Certainly, a tax agreement exists between Australia and the U.S., designed to prevent duplicate payments, yet filing costs vary from substantial amounts yearly even for basic returns, and the process proves extremely demanding and convoluted to complete each January, as the American fiscal cycle begins.
Compliance Concerns and Final Decision
I've been informed that eventually American officials will mandate conformity and impose significant penalties on delinquent individuals. This enforcement doesn't target extremely wealthy figures like Boris Johnson but every U.S. citizen abroad must fulfill obligations.
Although financial matters aren't the main cause for my decision, the recurring cost and anxiety of filing returns proves distressing and basic financial principles suggest it represents poor investment. But neglecting U.S. tax responsibilities would mean that visiting involves additional apprehension regarding possible border rejection for non-compliance. Or, I might defer settlement until my estate handles it posthumously. Both options appear unsatisfactory.

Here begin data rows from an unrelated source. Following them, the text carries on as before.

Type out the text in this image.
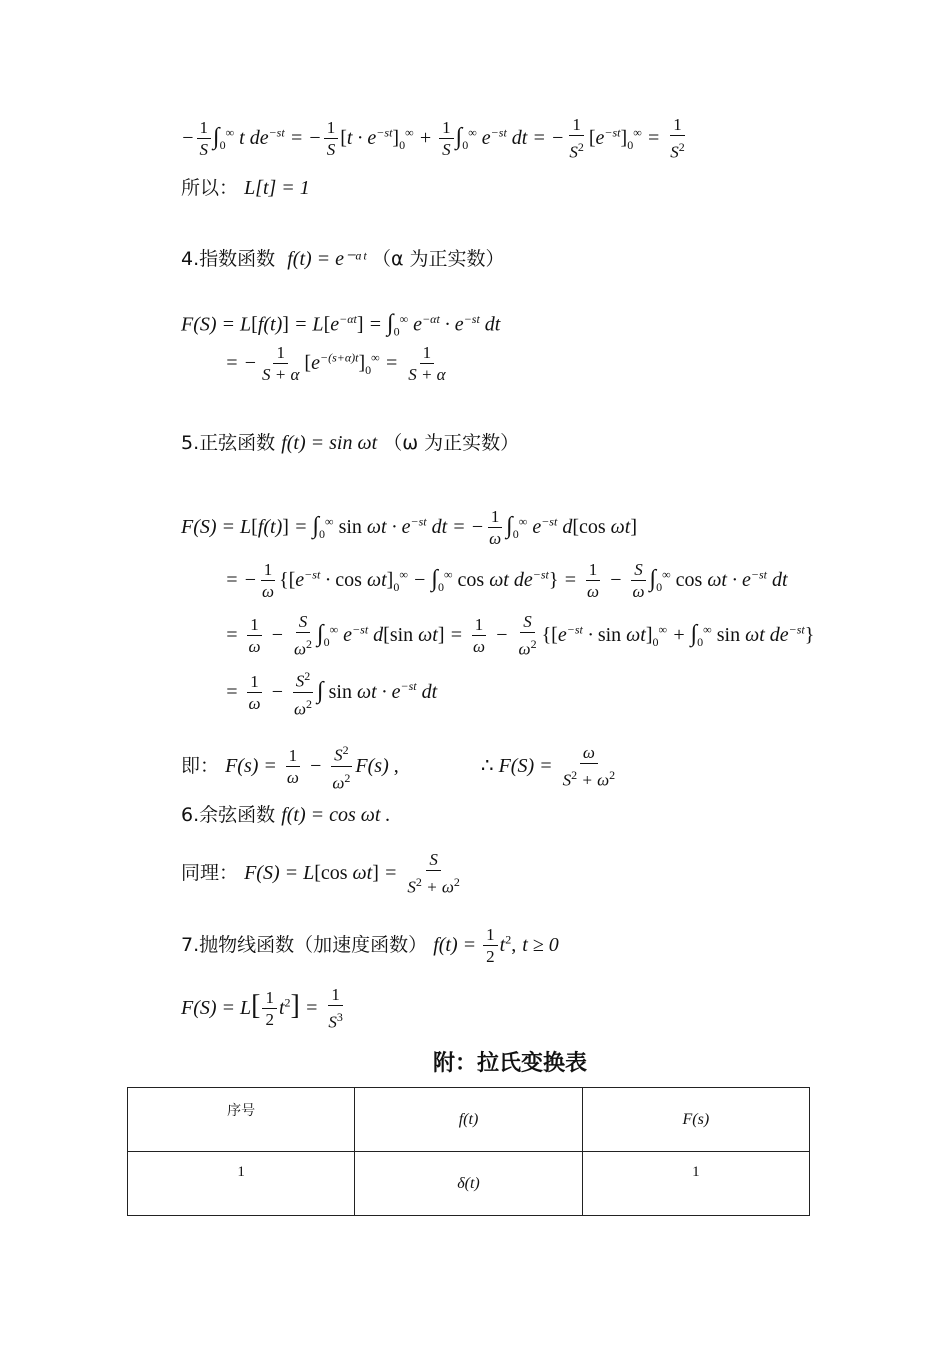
− $\frac{1}{S} \int_0^\infty$ t $de^{-st}$ = − $\frac{1}{S} [t \cdot e^{-st}]_0^\infty + \frac{1}{S} \int_0^\infty$ $e^{-st}$ dt = − $\frac{1}{S^2} [e^{-st}]_0^\infty = \frac{1}{S^2}$
所以： L[t] = 1
4.指数函数 f(t) = e⁻ᵅᵗ （α 为正实数）
$F(S) = L[f(t)] = L[e^{-\alpha t}] = \int_0^\infty$ $e^{-\alpha t} \cdot e^{-st}$ dt
= − $\frac{1}{S + \alpha} [e^{-(s+\alpha)t}]_0^\infty = \frac{1}{S + \alpha}$
5.正弦函数 f(t) = sin ωt （ω 为正实数）
$F(S) = L[f(t)] = \int_0^\infty$ $\sin \omega t \cdot e^{-st}$ dt = − $\frac{1}{\omega} \int_0^\infty$ $e^{-st}$ d[cos ωt]
= − $\frac{1}{\omega} \{[e^{-st} \cdot \cos \omega t]_0^\infty - \int_0^\infty$ cos ωt $de^{-st}\} = \frac{1}{\omega} - \frac{S}{\omega} \int_0^\infty$ $\cos \omega t \cdot e^{-st}$ dt
= $\frac{1}{\omega} - \frac{S}{\omega^2} \int_0^\infty$ $e^{-st}$ d[sin $\omega t] = \frac{1}{\omega} - \frac{S}{\omega^2} \{[e^{-st} \cdot \sin \omega t]_0^\infty + \int_0^\infty$ sin ωt $de^{-st}$}
= $\frac{1}{\omega} - \frac{S^2}{\omega^2}$ ∫ $\sin \omega t \cdot e^{-st}$ dt
即： $F(s) = \frac{1}{\omega} - \frac{S^2}{\omega^2} F(s)$ ,	∴ $F(S) = \frac{\omega}{S^2 + \omega^2}$
6.余弦函数 f(t) = cos ωt .
同理： F(S) = L[cos $\omega t] = \frac{S}{S^2 + \omega^2}$
7.抛物线函数（加速度函数） $f(t) = \frac{1}{2} t^2$, t ≥ 0
$F(S) = L[ \frac{1}{2} t^2] = \frac{1}{S^3}$
附：拉氏变换表
序号	f(t)	F(s)
1	δ(t)	1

Holding a U.S. passport represents an opportunity many newcomers desperately seek to acquire. But it's a privilege that creates discomfort personally, so I'm taking action, although requiring significant payment to finalize the procedure.
The threatening formal photograph featuring the former president, scowling toward visitors within the diplomatic facility – where I performed the citizenship relinquishment – supplied the ultimate impetus. I recognize I'm choosing the proper direction for my circumstances and during the official questioning regarding external pressure, I truthfully answer no.
Two weeks afterward I obtained my official relinquishment document and my voided travel papers to keep as souvenirs. My name will reportedly appear within government records. I merely wish that future visa applications gets granted during potential return trips.